The Psychological Benefits of Wearing Exactly What You Want

03/24/2015 10:40 am ET | Updated May 24, 2015

My whole sentient life I have been pretty adamant about the way I wanted to look. While, in my case, this hasn't equated to tattoos or even dyed hair, I've certainly made some experimental aesthetic choices. I've never really understood the sense of fear some people have when it comes to wearing things they deem "risky", or even worse "unflattering". Aesthetic decisions about yourself seem, to me, the only creative process that absolutely every human has to partake in. So making these decisions from a place of uneasiness, compromise and even fear can only really set you up for unhappiness, both in how you look and in how you are. I often receive comments such as: "Wow, that is some lipstick. I wish I could pull that off." Well I have news for you -- all of you. You can.

To be able to "get away with" something all you need is belief that you can. Once you start to really understand this, it's like Dorothy's realization in the Wizard of Oz, that she had the power to get home within herself the whole time. You tell yourself you can wear it, and you can. It's really the closest thing to magic which exists in the world. If you pretend you feel confident about your choices, eventually you will.

The trick lies in an arrogant sense of trust in all your aesthetic decisions. Take it as read that you have impeccable taste. Therefore, everything you decide you would like to wear will look great, simply because you have chosen it. This takes away all of the unnecessary and fun-destroying agonizing out of your decision making. If you like it, you are right, and you should wear it. If you don't like it, you're right, and you shouldn't. You're right. You are right.

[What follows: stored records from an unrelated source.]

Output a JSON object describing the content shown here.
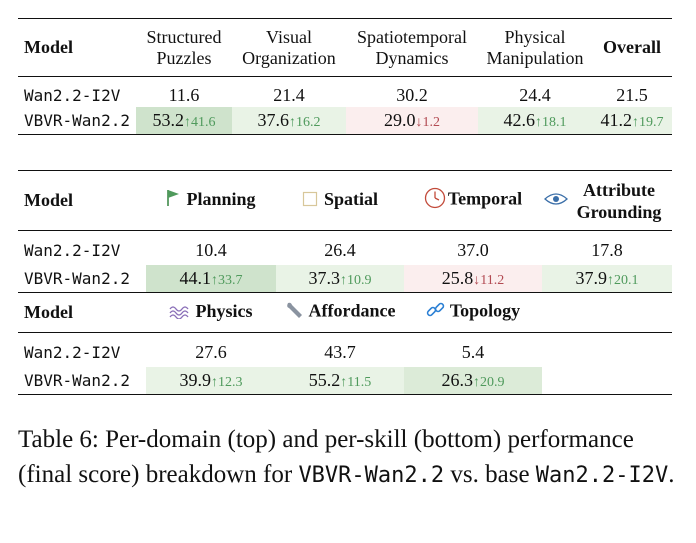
{
  "table_top": {
    "headers": [
      "Model",
      "Structured Puzzles",
      "Visual Organization",
      "Spatiotemporal Dynamics",
      "Physical Manipulation",
      "Overall"
    ],
    "header_lines": [
      [
        "Model"
      ],
      [
        "Structured",
        "Puzzles"
      ],
      [
        "Visual",
        "Organization"
      ],
      [
        "Spatiotemporal",
        "Dynamics"
      ],
      [
        "Physical",
        "Manipulation"
      ],
      [
        "Overall"
      ]
    ],
    "rows": [
      {
        "model": "Wan2.2-I2V",
        "values": [
          "11.6",
          "21.4",
          "30.2",
          "24.4",
          "21.5"
        ],
        "deltas": [
          "",
          "",
          "",
          "",
          ""
        ]
      },
      {
        "model": "VBVR-Wan2.2",
        "values": [
          "53.2",
          "37.6",
          "29.0",
          "42.6",
          "41.2"
        ],
        "deltas": [
          "↑41.6",
          "↑16.2",
          "↓1.2",
          "↑18.1",
          "↑19.7"
        ]
      }
    ]
  },
  "table_skill_a": {
    "headers": [
      "Model",
      "Planning",
      "Spatial",
      "Temporal",
      "Attribute Grounding"
    ],
    "attr_lines": [
      "Attribute",
      "Grounding"
    ],
    "icons": [
      "flag-icon",
      "square-icon",
      "clock-icon",
      "eye-icon"
    ],
    "rows": [
      {
        "model": "Wan2.2-I2V",
        "values": [
          "10.4",
          "26.4",
          "37.0",
          "17.8"
        ],
        "deltas": [
          "",
          "",
          "",
          ""
        ]
      },
      {
        "model": "VBVR-Wan2.2",
        "values": [
          "44.1",
          "37.3",
          "25.8",
          "37.9"
        ],
        "deltas": [
          "↑33.7",
          "↑10.9",
          "↓11.2",
          "↑20.1"
        ]
      }
    ]
  },
  "table_skill_b": {
    "headers": [
      "Model",
      "Physics",
      "Affordance",
      "Topology"
    ],
    "icons": [
      "waves-icon",
      "wrench-icon",
      "link-icon"
    ],
    "rows": [
      {
        "model": "Wan2.2-I2V",
        "values": [
          "27.6",
          "43.7",
          "5.4"
        ],
        "deltas": [
          "",
          "",
          ""
        ]
      },
      {
        "model": "VBVR-Wan2.2",
        "values": [
          "39.9",
          "55.2",
          "26.3"
        ],
        "deltas": [
          "↑12.3",
          "↑11.5",
          "↑20.9"
        ]
      }
    ]
  },
  "caption": {
    "prefix": "Table 6: Per-domain (top) and per-skill (bottom) performance (final score) breakdown for ",
    "model_a": "VBVR-Wan2.2",
    "middle": " vs. base ",
    "model_b": "Wan2.2-I2V",
    "suffix": "."
  },
  "colors": {
    "up": "#4f9a5c",
    "down": "#b24a52",
    "highlight_green": "#cfe3cc",
    "highlight_red": "#fbeeee"
  }
}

I am prone to indecision and self-doubt in pretty much all areas of my life apart from my style-based decisions. I don't think I've ever avoided something I actually wanted to wear for fear I couldn't "pull it off." I'm 5'9, and I wear huge clumpy shoes all the bloody time. Having self-confidence which borders on the bratty in this small but important area of my life acts as a foundation for the other areas. Putting on a "risky" lipstick, or shoes which makes you 6 foot 4, tricks everyone around you into thinking you're completely self-assured and confident in every way, and not just in your makeup-based decisions. I obviously don't care what you think of me; otherwise I wouldn't be wearing this ridiculous [insert item here]. And it can even trick you.

There are many who focus on the concept of "flattering" when questioning aesthetic risks. To which I say: you are totally missing the point. Most brightly colored lipsticks are, in the basest sense of the word, deeply unflattering. They are jarring and loud and obnoxious and FUN. Neon pink doesn't "go" with any other color, really. That's not why it's enjoyable to wear. If you admire it on others, you can definitely "get away with it" yourself. It doesn't "suit" anyone, so conversely it actually "suits" everyone the exact same amount. Self-excusing language doesn't make sense to me: simply by wearing it you are "getting away with it," you are "pulling it off."

My perspective on these things has led people to believe I am "fearless." I'm not fearless at all -- I'm scared of lots of things: strangers, sharks, throwing up on airplanes. But I'm just not scared of clothes or makeup. There's no bravery in wearing something "out-there," really. Doing it once (maybe twice for beginners) is enough to convince you that there's no need to be scared. For the most part, nobody around you will notice, and if they do, it is seriously unlikely they will care. And even if somebody else doesn't like it, you shouldn't care. Everybody knows that you can't please everyone, but you can guarantee that wearing what you want will definitely and consistently please you. And that is powerful.